Lamonby Hall, a Grade II listed building, is described as late 16th- or early 17th-century with 20th-century alterations. It is built of large blocks of sandstone rubble with cement rendering and a greenslate roof with banded
sandstone chimney stacks. After the Reformation, the hall is said to have included a Roman Catholic chapel. In the reign of Elizabeth, a certain Juliana Buckle of Yorkshire bought the hall on account of the chapel and kept a priest there for as long as it remained safe to do so. The chapel appears to be the origin of a piece of floral carving used in the large, segmental-arched main fireplace.

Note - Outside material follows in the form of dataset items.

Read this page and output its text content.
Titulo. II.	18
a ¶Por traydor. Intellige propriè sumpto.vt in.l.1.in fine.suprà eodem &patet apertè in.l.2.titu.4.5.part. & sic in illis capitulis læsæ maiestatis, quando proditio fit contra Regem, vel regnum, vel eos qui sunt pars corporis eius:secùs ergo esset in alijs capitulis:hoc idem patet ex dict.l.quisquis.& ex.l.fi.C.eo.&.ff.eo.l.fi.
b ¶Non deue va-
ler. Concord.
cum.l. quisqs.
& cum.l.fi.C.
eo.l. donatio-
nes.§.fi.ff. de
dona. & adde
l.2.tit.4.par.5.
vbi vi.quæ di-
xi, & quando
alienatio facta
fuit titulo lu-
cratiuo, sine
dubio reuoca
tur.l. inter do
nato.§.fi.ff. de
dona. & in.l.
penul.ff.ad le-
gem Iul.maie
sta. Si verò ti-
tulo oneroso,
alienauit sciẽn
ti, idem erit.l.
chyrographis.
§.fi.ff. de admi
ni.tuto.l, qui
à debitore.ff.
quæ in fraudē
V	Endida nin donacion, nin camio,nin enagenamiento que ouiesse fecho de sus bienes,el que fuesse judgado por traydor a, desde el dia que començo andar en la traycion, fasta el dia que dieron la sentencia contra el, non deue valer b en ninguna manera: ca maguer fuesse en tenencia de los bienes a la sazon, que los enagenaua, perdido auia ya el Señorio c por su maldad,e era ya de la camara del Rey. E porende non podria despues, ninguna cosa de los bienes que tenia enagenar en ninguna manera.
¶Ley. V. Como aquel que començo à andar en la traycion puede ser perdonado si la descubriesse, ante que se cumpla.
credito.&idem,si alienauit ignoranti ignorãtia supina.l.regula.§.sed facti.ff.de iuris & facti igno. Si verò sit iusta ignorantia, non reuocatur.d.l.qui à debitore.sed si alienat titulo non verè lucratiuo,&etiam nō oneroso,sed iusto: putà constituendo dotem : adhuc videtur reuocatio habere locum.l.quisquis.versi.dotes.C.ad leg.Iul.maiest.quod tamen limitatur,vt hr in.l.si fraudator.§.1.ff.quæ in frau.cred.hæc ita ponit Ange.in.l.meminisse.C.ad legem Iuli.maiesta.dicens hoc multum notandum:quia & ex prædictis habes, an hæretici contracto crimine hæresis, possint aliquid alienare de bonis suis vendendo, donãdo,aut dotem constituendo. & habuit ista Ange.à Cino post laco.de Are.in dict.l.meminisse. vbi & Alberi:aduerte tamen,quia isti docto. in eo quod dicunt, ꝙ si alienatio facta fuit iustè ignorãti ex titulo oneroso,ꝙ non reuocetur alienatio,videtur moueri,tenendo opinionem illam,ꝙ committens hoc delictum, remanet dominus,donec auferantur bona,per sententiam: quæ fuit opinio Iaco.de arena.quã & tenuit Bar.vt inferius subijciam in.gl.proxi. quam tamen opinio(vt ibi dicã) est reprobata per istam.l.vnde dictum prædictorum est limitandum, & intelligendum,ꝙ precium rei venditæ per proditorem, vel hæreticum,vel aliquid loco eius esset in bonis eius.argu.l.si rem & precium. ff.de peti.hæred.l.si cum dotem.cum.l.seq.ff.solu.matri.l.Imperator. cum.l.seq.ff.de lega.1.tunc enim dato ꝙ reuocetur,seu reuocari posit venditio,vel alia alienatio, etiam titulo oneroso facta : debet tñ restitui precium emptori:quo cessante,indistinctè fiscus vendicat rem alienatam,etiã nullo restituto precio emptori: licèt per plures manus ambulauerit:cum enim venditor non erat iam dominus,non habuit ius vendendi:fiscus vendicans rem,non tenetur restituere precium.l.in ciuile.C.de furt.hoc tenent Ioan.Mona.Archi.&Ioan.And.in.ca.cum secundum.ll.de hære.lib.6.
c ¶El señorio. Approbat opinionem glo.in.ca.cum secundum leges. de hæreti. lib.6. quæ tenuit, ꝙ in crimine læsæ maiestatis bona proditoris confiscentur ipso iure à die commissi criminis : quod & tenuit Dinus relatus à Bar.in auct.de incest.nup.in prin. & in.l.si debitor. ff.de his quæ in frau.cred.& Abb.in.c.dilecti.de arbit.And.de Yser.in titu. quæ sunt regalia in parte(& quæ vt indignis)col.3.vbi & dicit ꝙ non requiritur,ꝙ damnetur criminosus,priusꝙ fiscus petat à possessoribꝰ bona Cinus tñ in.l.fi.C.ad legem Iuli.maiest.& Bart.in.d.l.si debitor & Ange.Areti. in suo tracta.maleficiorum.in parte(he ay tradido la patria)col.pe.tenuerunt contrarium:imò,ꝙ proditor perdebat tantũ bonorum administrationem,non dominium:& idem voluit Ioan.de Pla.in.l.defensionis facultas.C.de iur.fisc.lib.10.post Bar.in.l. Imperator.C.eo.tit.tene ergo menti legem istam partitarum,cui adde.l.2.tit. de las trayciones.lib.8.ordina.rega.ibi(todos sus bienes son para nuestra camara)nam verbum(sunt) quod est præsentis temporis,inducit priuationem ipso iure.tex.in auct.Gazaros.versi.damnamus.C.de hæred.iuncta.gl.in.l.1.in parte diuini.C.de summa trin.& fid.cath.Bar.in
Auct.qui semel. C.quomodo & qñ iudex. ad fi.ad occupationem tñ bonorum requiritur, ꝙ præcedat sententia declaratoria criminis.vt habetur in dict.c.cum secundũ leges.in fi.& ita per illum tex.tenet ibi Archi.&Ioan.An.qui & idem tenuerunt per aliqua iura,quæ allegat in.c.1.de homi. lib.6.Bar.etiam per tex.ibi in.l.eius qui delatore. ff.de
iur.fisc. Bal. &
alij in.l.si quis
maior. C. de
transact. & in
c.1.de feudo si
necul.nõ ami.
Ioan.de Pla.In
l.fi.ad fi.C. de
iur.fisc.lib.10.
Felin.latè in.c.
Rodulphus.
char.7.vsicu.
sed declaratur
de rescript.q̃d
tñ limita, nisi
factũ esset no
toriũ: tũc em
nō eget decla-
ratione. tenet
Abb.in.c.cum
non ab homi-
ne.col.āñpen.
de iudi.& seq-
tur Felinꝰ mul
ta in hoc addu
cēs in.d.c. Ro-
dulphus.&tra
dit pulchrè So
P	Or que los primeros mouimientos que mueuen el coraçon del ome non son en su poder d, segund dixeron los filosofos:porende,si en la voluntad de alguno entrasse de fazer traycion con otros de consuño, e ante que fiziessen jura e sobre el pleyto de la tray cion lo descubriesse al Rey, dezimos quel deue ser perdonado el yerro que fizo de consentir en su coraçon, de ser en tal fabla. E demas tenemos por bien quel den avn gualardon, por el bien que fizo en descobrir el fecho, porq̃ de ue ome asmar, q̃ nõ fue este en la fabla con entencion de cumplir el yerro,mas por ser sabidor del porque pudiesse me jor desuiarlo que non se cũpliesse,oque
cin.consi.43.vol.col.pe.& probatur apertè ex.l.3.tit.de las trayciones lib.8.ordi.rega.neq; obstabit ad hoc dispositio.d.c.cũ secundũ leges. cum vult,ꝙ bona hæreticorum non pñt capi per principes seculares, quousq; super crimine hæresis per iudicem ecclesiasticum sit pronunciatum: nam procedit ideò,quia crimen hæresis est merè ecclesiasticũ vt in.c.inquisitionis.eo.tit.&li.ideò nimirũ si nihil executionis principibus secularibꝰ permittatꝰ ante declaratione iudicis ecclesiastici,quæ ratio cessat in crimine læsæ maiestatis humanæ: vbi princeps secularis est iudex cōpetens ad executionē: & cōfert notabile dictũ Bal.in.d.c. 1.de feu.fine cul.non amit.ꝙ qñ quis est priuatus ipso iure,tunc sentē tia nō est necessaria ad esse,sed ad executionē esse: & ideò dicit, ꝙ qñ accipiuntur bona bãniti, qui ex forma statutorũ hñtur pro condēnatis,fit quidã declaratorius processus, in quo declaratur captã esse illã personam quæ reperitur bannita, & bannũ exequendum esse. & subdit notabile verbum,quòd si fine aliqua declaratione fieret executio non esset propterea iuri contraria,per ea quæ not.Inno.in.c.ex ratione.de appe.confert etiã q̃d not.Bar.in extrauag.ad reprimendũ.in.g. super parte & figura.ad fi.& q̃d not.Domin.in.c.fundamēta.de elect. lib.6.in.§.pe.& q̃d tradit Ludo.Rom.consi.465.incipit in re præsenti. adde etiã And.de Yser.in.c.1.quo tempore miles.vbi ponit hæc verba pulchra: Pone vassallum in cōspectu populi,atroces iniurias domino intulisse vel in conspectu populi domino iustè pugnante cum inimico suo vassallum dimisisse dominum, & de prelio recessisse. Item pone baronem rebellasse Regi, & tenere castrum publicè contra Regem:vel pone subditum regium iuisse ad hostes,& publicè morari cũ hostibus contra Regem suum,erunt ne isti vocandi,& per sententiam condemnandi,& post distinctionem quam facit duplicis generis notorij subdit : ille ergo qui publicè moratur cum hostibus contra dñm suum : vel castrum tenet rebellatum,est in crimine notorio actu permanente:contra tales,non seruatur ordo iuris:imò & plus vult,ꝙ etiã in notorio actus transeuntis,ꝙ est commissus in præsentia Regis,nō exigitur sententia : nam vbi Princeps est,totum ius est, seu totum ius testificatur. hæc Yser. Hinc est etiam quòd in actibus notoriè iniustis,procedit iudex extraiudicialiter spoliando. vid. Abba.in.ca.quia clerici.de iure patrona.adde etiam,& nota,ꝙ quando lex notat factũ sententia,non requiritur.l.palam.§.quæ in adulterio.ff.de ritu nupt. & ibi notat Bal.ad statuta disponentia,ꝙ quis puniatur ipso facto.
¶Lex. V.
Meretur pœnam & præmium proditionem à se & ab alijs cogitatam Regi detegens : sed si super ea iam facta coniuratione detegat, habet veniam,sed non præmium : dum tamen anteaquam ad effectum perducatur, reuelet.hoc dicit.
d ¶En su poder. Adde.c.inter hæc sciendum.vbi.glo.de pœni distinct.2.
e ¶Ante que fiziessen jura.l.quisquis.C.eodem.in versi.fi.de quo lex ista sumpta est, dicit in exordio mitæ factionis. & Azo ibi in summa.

"Lammonby" on 28 January 1845 was the scene of a notoriously brutal infanticide by a drunken mother. According to The Times of a few days later, "On Tuesday evening, the 28th ult., [the mother] made up a large fire in the kitchen of her own house, with the determination of sacrificing her child in the flames.... She stripped off all the child's clothes and hid them in a hole behind the inner door of the ashmidden, and having done so took the child by its legs and arms and literally roasted it to death."

==Wind farm==
A planning application for a wind farm of five 100-metre turbines at Lamonby was submitted in 2005 by a power company, E.ON UK. The application was withdrawn in March 2009, after 700 letters of objection had been received.